AIDS and cervical cancer pioneers scoop Nobel prize

by | 9th Oct 2008 | News

Leading industry and academic figures have hailed this year's Nobel Prize for medicine, which is shared for pivotal advances in AIDS/HIV and cervical cancer.

Leading industry and academic figures have hailed this year’s Nobel Prize for medicine, which is shared for pivotal advances in AIDS/HIV and cervical cancer.

Luc Montagnier of the Pasteur Institute in Paris and his colleague Françoise Barré-Sinoussi, were recognised for discovering the AIDS virus. Prof Montagnier’s team isolated the virus they labelled lymphadenopathy associated virus (LAV), subsequently called HIV-1, in 1983. They found it in white blood cells taken from a patient suffering from a mysterious immune disorder now known as AIDS.

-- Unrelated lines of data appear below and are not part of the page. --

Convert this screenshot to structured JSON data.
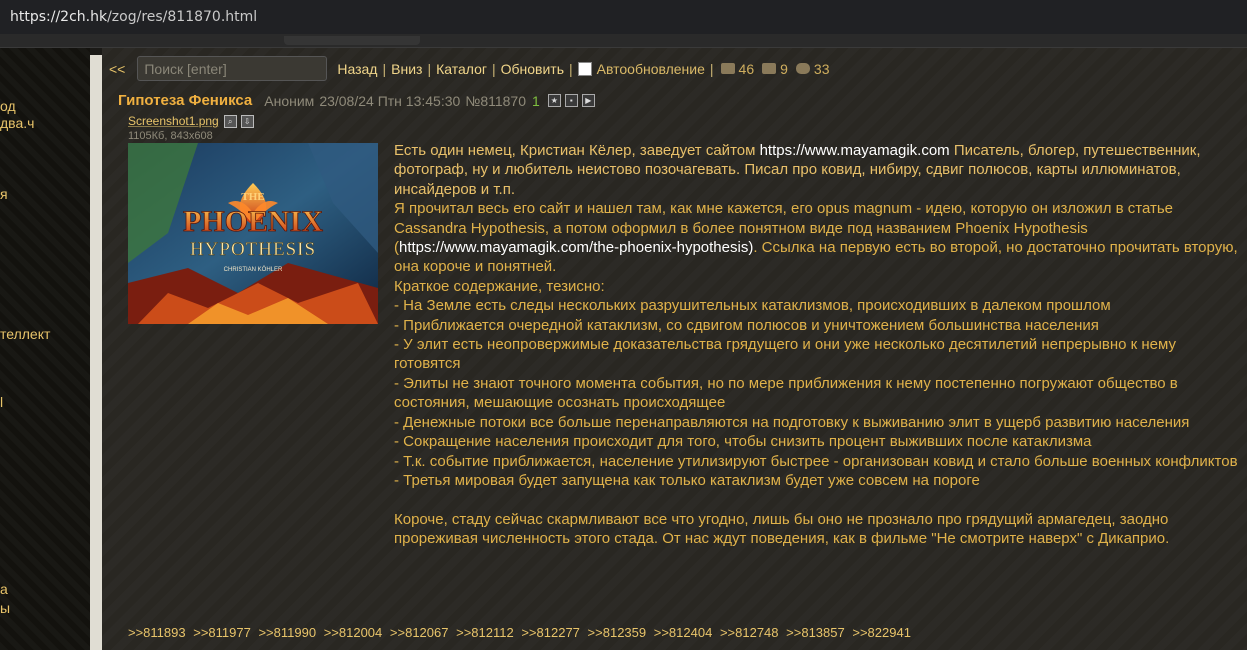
{
  "browser": {
    "url_host": "https://2ch.hk",
    "url_path": "/zog/res/811870.html"
  },
  "sidebar": {
    "items": [
      "од",
      "два.ч",
      "я",
      "теллект",
      "l",
      "а",
      "ы"
    ]
  },
  "toolbar": {
    "back": "<<",
    "search_placeholder": "Поиск [enter]",
    "links": [
      "Назад",
      "Вниз",
      "Каталог",
      "Обновить"
    ],
    "autoupdate_label": "Автообновление",
    "posts_count": "46",
    "images_count": "9",
    "posters_count": "33"
  },
  "post": {
    "title": "Гипотеза Феникса",
    "author": "Аноним",
    "date": "23/08/24 Птн 13:45:30",
    "number": "№811870",
    "ordinal": "1",
    "file": {
      "name": "Screenshot1.png",
      "meta": "1105Кб, 843x608",
      "image_title_top": "THE",
      "image_title_main": "PHOENIX",
      "image_title_sub": "HYPOTHESIS",
      "image_author": "CHRISTIAN KÖHLER"
    },
    "body": {
      "p1_a": "Есть один немец, Кристиан Кёлер, заведует сайтом ",
      "p1_url": "https://www.mayamagik.com",
      "p1_b": " Писатель, блогер, путешественник, фотограф, ну и любитель неистово позочагевать. Писал про ковид, нибиру, сдвиг полюсов, карты иллюминатов, инсайдеров и т.п.",
      "p2_a": "Я прочитал весь его сайт и нашел там, как мне кажется, его opus magnum - идею, которую он изложил в статье Cassandra Hypothesis, а потом оформил в более понятном виде под названием Phoenix Hypothesis (",
      "p2_url": "https://www.mayamagik.com/the-phoenix-hypothesis)",
      "p2_b": ". Ссылка на первую есть во второй, но достаточно прочитать вторую, она короче и понятней.",
      "summary_label": "Краткое содержание, тезисно:",
      "theses": [
        "- На Земле есть следы нескольких разрушительных катаклизмов, происходивших в далеком прошлом",
        "- Приближается очередной катаклизм, со сдвигом полюсов и уничтожением большинства населения",
        "- У элит есть неопровержимые доказательства грядущего и они уже несколько десятилетий непрерывно к нему готовятся",
        "- Элиты не знают точного момента события, но по мере приближения к нему постепенно погружают общество в состояния, мешающие осознать происходящее",
        "- Денежные потоки все больше перенаправляются на подготовку к выживанию элит в ущерб развитию населения",
        "- Сокращение населения происходит для того, чтобы снизить процент выживших после катаклизма",
        "- Т.к. событие приближается, население утилизируют быстрее - организован ковид и стало больше военных конфликтов",
        "- Третья мировая будет запущена как только катаклизм будет уже совсем на пороге"
      ],
      "conclusion": "Короче, стаду сейчас скармливают все что угодно, лишь бы оно не прознало про грядущий армагедец, заодно прореживая численность этого стада. От нас ждут поведения, как в фильме \"Не смотрите наверх\" с Дикаприо."
    },
    "replies": [
      ">>811893",
      ">>811977",
      ">>811990",
      ">>812004",
      ">>812067",
      ">>812112",
      ">>812277",
      ">>812359",
      ">>812404",
      ">>812748",
      ">>813857",
      ">>822941"
    ]
  }
}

The Nobel committee said: “Never before have science and medicine been so quick to discover, identify the origin and provide treatment for a new disease entity.” As a result of the work, drug companies were able to develop anti-retroviral therapy that resulted “in life expectancies for persons with HIV infection now reaching levels similar to those of uninfected people”, it said.

Noticeably, the Nobel Foundation failed to mention the US virologist Robert Gallo who controversially claimed to have been the co-discover of HIV. The American isolated the virus from the same tissue sample used by the French team. His laboratory regularly swapped tissue samples during the 1980s But how the “contamination” occurred that allowed him to get hold of infected tissue and isolate the virus has never been fully explained.

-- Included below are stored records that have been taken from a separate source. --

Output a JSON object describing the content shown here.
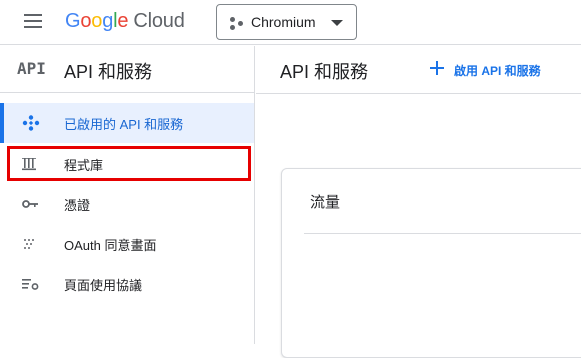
{
  "header": {
    "logo": {
      "google": "Google",
      "cloud": "Cloud"
    },
    "project_picker": {
      "label": "Chromium"
    }
  },
  "sidebar": {
    "title": "API 和服務",
    "logo_text": "API",
    "items": [
      {
        "label": "已啟用的 API 和服務",
        "icon": "api-diamond-icon",
        "active": true
      },
      {
        "label": "程式庫",
        "icon": "library-icon",
        "active": false
      },
      {
        "label": "憑證",
        "icon": "key-icon",
        "active": false
      },
      {
        "label": "OAuth 同意畫面",
        "icon": "oauth-dots-icon",
        "active": false
      },
      {
        "label": "頁面使用協議",
        "icon": "settings-list-icon",
        "active": false
      }
    ]
  },
  "main": {
    "title": "API 和服務",
    "enable_button": "啟用 API 和服務",
    "card": {
      "title": "流量"
    }
  },
  "colors": {
    "accent": "#1a73e8",
    "active_bg": "#e8f0fe",
    "highlight_border": "#e60000"
  }
}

Prof Gallo of University of Maryland School of Medicine, issued a statement congratulating the winners and thanking Prof Montagnier for his “kind statement…expressing that I was equally deserving”.

The other scientist to share this year’s prize for physiology or medicine, Harald zur Hausen, of the University of Dusseldorf, was praised by the Nobel committee for going “against current dogma” to show that HPV infection caused cervical cancer. The committee said Professor zur Hausen’s was instrumental in the development of vaccines against HPV, which are now routinely given to millions of teenage girls in many countries to prevent cervical cancer.

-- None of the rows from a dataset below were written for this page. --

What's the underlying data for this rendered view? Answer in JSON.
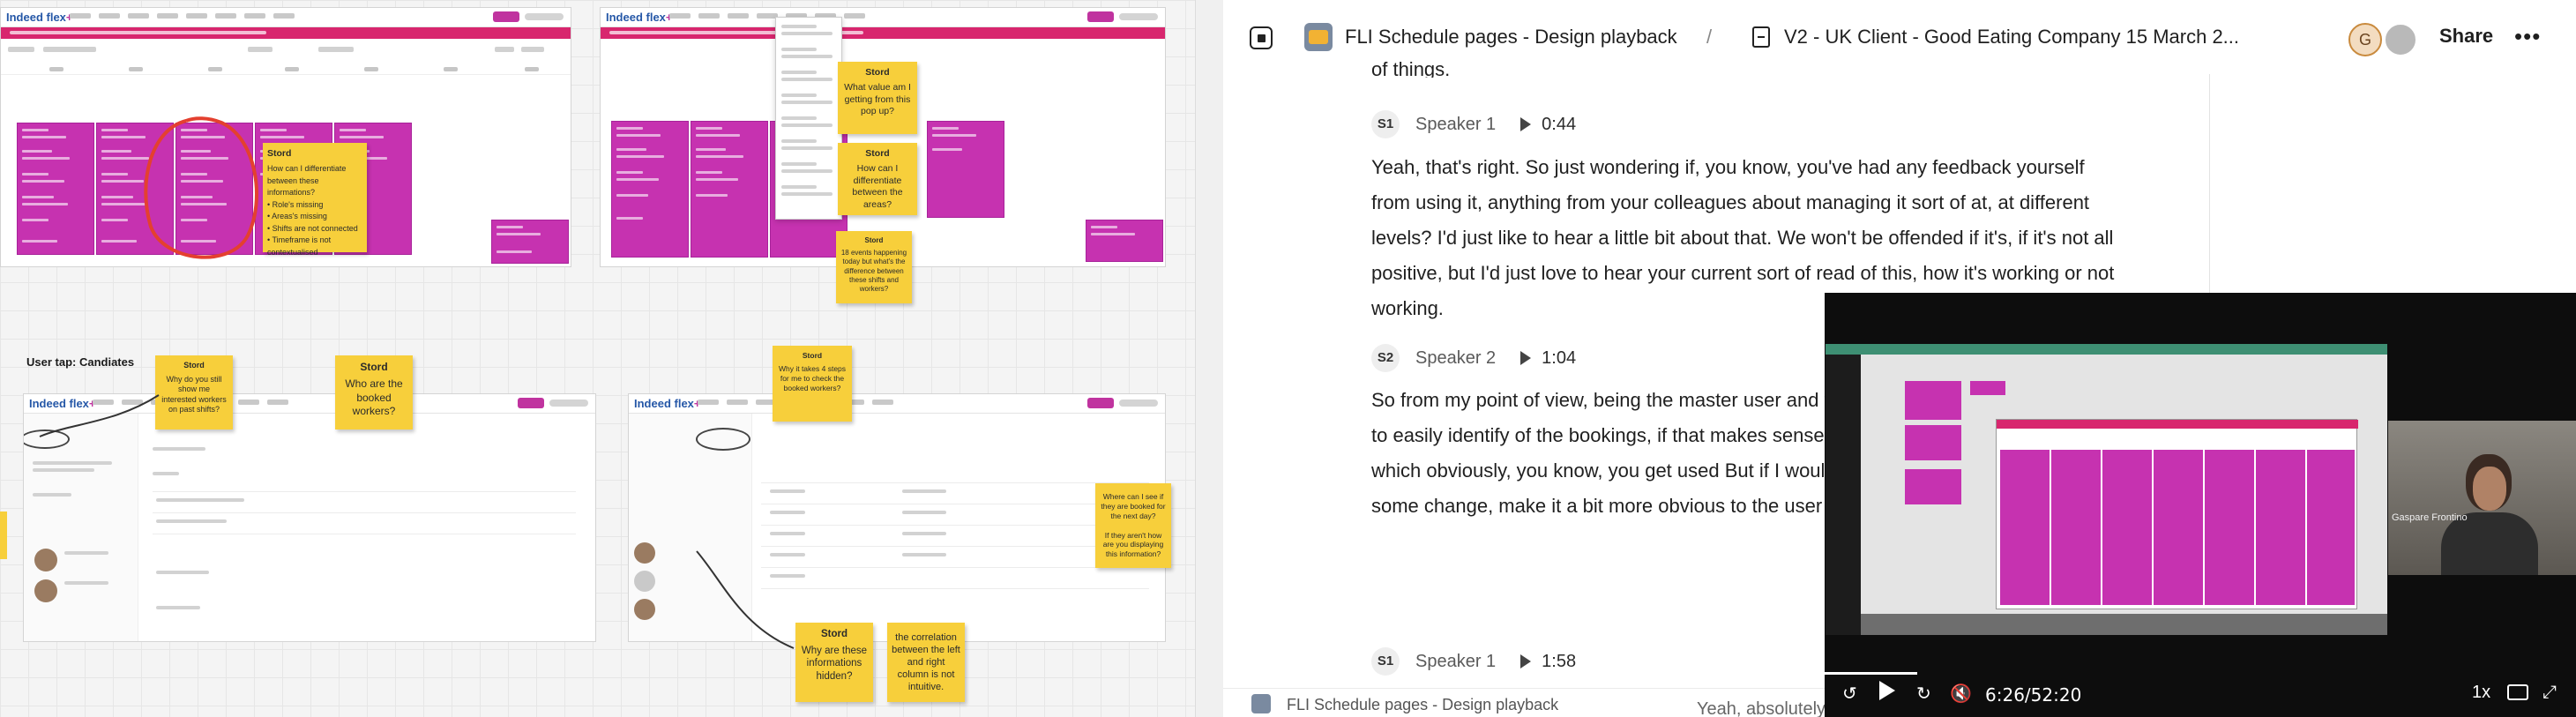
{
  "board": {
    "brand": "Indeed flex",
    "brand_plus": "+",
    "section_candidates": "User tap: Candiates",
    "stickies": [
      {
        "head": "Stord",
        "body": "How can I differentiate between these informations?\n• Role's missing\n• Areas's missing\n• Shifts are not connected\n• Timeframe is not contextualised"
      },
      {
        "head": "Stord",
        "body": "What value am I getting from this pop up?"
      },
      {
        "head": "Stord",
        "body": "How can I differentiate between the areas?"
      },
      {
        "head": "Stord",
        "body": "18 events happening today but what's the difference between these shifts and workers?"
      },
      {
        "head": "Stord",
        "body": "Why do you still show me interested workers on past shifts?"
      },
      {
        "head": "Stord",
        "body": "Who are the booked workers?"
      },
      {
        "head": "Stord",
        "body": "Why it takes 4 steps for me to check the booked workers?"
      },
      {
        "head": "",
        "body": "Where can I see if they are booked for the next day?\n\nIf they aren't how are you displaying this information?"
      },
      {
        "head": "Stord",
        "body": "Why are these informations hidden?"
      },
      {
        "head": "",
        "body": "the correlation between the left and right column is not intuitive."
      }
    ]
  },
  "header": {
    "board_title": "FLI Schedule pages - Design playback",
    "separator": "/",
    "doc_title": "V2 - UK Client - Good Eating Company 15 March 2...",
    "avatar_initial": "G",
    "share_label": "Share",
    "more_label": "•••"
  },
  "transcript": {
    "prev_cut": "of things.",
    "entries": [
      {
        "badge": "S1",
        "speaker": "Speaker 1",
        "time": "0:44",
        "text": "Yeah, that's right. So just wondering if, you know, you've had any feedback yourself from using it, anything from your colleagues about managing it sort of at, at different levels? I'd just like to hear a little bit about that. We won't be offended if it's, if it's not all positive, but I'd just love to hear your current sort of read of this, how it's working or not working."
      },
      {
        "badge": "S2",
        "speaker": "Speaker 2",
        "time": "1:04",
        "text": "So from my point of view, being the master user and that schedule, the main difficulty is to easily identify of the bookings, if that makes sense. Yes, no, absolutely challenge, which obviously, you know, you get used But if I would, if, if I change, if I was to change some change, make it a bit more obvious to the user what basically."
      },
      {
        "badge": "S1",
        "speaker": "Speaker 1",
        "time": "1:58"
      }
    ]
  },
  "footer": {
    "board_title": "FLI Schedule pages - Design playback",
    "cut_text": "Yeah, absolutely. Yeah. Ur, tomasse, so"
  },
  "video": {
    "time": "6:26/52:20",
    "speed": "1x",
    "participant": "Gaspare Frontino",
    "progress": 0.123
  }
}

Dr Nicholas Kitchin, the UK medical director of Sanofi Pasteur MSD, which makes Gardasil, one of the currently available HPV vaccines, said: “Prof zur Hausen’s discoveries have allowed others to innovate, specifically in the development of HPV vaccines. HPV vaccination is increasingly recognised as an important public health tool in tandem with cervical screening, used to prevent cervical cancer across Europe and the rest of the world.”

Crispin Slee, head of communications for the Association of the British Pharmaceutical Industry told PharmaTimes: “These tremendously important advances have laid the foundation for all the important progress we’ve seen both areas of medicine; both with live-saving drugs for those infected with HIV and for the vaccines that will hopefully protect millions of women from cervical cancer.”

Dr Adriano Boasso of Imperial College London and the Wellcome Trust, noted however, that in terms of vaccines, HIV research had a lot of catching up to do. “Two seminal discoveries for both the fields of virology and immunology, yet medical research on these two viruses appears to have followed two different fates. The availability of a vaccine against HPV is now a reality thanks to the original discovery of the virus by Harald zur Hausen.

“HIV vaccine research has instead recently suffered the failure of promising clinical trials, but there is no doubt that the discovery of HIV by Françoise Barré-Sinoussi and Luc Montagnier will be the pillar on which an efficient vaccine will eventually be built,” he said.